Обратим внимание на мотив, который привел ребят к заключению «кровного союза», и на саму ритуальную церемонию. Судя по словам участников, ритуал был важен для них как символ трехлетней дружбы. Ребята хотели ее упрочить, гарантировать «навеки» через своеобразную кодификацию своего обета - «запись на теле» [8]. Эксплицитный жест означал, что дружба, взаимопомощь станут вечными лишь после «скрепления» их кровью. Телесная практика «братьев по крови», осуществляемая «через боль и удовольствие» [9], превратила тело в посредника между индивидуальным / социальным - трансформировала его в текст, понятный только членам данного сообщества (всем, кто посвящен в подобный ритуал). Но по сути церемония являлась экзотической версией советской практики протоколирования постановлений ячейки со скреплением подписями.

Прервем повествование и сделаем краткий историко-этнографический экскурс, чтобы лучше понять смысловые интенции рассматриваемого события из жизни трех краснодарских школьников. Стен Нильссон, посвятивший ритуалу кровного союза отдельную главу книги «Завет в Крови Иисуса. Красная нить Библии» [10], поясняет,

что изначально слово «завет» означало не просто союз&, договор& в нынешнем их понимании, а именно союз, скрепленный пролитием крови& (завет - от еврейского берит - &надрезать до крови&). Заменить кровь не могли даже самые добрые дела человека (отсюда в Ветхом Завете - требование жертвоприношений, обряд обрезания, сопровождающийся пролитием крови) [11].

В истории многих народов и в большинстве религий кровный союз считался самым крепким договором. Нильссон ссылается на данные доктора X. Клэй Трумбла, утверждающего, что кровный договор не может быть аннулирован без осуждения на смерть, которая преследует семью нарушителя в нескольких поколениях. В предмет договора входили три основные обязанности: защита от врагов, поддержка в делах, глубокая дружба. При этом совершались различные ритуалы. Например, вступавшие в союз делали порез на ладони и затем пожимали друг другу руки, чтобы их кровь при рукопожатии смешивалась. С этого момента они становились побратимами (Нильссон предполагает, что отсюда пошло рукопожатие). Иногда, как описано в Ветхом Завете, надрез делался на правом запястье; потом друзья соприкасались руками так, чтобы дать крови перемешаться. В других вариантах обряда крови давали капать из раны в чашу с вином, из которой затем пили оба побратима.

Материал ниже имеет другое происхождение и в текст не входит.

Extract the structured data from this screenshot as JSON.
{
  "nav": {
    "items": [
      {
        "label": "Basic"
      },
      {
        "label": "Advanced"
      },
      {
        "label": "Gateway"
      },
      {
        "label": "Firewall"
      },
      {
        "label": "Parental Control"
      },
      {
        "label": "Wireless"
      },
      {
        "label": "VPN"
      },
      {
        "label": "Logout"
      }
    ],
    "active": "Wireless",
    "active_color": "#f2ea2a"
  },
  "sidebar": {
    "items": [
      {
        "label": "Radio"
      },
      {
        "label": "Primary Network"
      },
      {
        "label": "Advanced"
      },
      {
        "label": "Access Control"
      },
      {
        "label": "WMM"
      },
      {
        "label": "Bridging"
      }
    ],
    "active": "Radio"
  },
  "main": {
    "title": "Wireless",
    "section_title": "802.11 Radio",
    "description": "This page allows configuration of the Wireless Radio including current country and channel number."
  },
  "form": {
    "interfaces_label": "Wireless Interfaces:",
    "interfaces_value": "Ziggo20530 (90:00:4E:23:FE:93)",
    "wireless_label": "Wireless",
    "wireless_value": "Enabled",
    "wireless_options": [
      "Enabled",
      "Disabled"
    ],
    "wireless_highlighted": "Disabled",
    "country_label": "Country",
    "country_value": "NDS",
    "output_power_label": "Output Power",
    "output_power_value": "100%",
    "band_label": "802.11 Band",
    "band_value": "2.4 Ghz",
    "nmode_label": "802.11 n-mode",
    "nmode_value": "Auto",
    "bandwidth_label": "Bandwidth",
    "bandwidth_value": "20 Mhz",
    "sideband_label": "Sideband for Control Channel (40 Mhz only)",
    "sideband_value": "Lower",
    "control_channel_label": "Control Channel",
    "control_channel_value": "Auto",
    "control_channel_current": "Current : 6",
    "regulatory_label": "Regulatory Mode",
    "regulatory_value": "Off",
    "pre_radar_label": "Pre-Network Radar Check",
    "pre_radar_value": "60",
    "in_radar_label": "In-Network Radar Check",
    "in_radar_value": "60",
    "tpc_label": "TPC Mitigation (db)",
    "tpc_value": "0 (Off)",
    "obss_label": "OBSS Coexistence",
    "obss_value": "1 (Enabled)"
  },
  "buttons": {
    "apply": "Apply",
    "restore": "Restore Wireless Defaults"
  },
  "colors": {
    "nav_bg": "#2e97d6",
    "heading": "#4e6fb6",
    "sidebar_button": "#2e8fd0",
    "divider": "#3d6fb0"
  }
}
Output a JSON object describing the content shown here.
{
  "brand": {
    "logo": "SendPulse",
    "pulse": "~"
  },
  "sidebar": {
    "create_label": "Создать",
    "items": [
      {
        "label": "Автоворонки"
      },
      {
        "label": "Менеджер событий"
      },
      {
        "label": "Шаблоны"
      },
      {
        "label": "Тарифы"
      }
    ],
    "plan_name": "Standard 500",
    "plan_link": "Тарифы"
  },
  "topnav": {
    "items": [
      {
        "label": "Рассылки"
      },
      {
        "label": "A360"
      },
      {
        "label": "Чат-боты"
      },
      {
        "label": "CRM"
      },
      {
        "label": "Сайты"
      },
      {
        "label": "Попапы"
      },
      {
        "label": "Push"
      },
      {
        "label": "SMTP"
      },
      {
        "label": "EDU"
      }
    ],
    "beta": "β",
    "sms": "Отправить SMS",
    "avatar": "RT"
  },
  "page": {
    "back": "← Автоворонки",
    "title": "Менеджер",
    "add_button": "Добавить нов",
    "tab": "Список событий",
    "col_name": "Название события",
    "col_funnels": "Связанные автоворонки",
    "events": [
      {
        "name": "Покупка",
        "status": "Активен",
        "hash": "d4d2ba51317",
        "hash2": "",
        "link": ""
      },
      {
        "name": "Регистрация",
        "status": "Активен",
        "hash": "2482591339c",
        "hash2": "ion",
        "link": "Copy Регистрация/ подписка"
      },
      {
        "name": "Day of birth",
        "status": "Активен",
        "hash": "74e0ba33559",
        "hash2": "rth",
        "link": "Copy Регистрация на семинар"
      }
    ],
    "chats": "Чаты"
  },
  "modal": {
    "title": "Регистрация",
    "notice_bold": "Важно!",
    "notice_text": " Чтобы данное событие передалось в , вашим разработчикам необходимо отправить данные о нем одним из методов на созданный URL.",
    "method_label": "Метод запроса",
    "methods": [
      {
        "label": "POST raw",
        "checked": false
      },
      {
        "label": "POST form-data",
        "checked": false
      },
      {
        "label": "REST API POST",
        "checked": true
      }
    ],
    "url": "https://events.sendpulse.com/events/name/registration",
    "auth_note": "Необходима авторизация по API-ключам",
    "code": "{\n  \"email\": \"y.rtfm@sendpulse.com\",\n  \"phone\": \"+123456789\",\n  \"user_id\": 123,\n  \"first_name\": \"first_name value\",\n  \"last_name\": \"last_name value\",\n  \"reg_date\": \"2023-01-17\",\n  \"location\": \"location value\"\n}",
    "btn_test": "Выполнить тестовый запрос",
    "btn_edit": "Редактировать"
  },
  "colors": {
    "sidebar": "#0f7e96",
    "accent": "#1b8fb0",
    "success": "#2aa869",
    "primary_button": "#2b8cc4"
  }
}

Заключение кровного союза в древнееврейской традиции означало, что друзья начинают совместную жизнь, их «личная» жизнь «умирала», и они больше не принадлежали себе. В момент смешения крови побратимы меняли имена, заимствуя часть своего нового имени из имени партнера. Поскольку шрам от пореза был свидетельством о заключении подобного союза, в рану втирали золу или краску, чтобы он был заметен и постоянно напоминал об обязанностях и правах побратимов. Такой знак на теле показывал внешнему миру, что человек не одинок, за его спиной стоит другой, возможно сильнейший друг, готовый сражаться не на жизнь, а на смерть.

После заключения договора побратимы на совместной трапезе вкушали хлеб и вино (символика аналогична той, какую имеет завещанное Иисусом Причащение). Несмотря на церемониальные различия в разных культурах, смысл кровного договора в том, что каждый из союзников (в нашем случае их трое. - А. Р.) становится неразрывной частью жизни другого.

Неизвестно, в какой мере были просвещены относительно христианского обряда Причащения или древнееврейского ритуала заключения кровного союза эти трое учеников. Вполне возможно, они были достаточно начитаны, что, впрочем, не объясняет, как могли сочетаться христианские символы Причастия с комсомольскими антирелигиозными идеалами (если таковые на самом деле были актуальны для подростков). Очевидно, ритуальная практика «посвящения в побратимы» наряду с отражением присущей детскому возрасту потаенно-сти [12] конституировала символические границы, отгораживающие «присвоенное» школьниками социальное пространство от других пространств.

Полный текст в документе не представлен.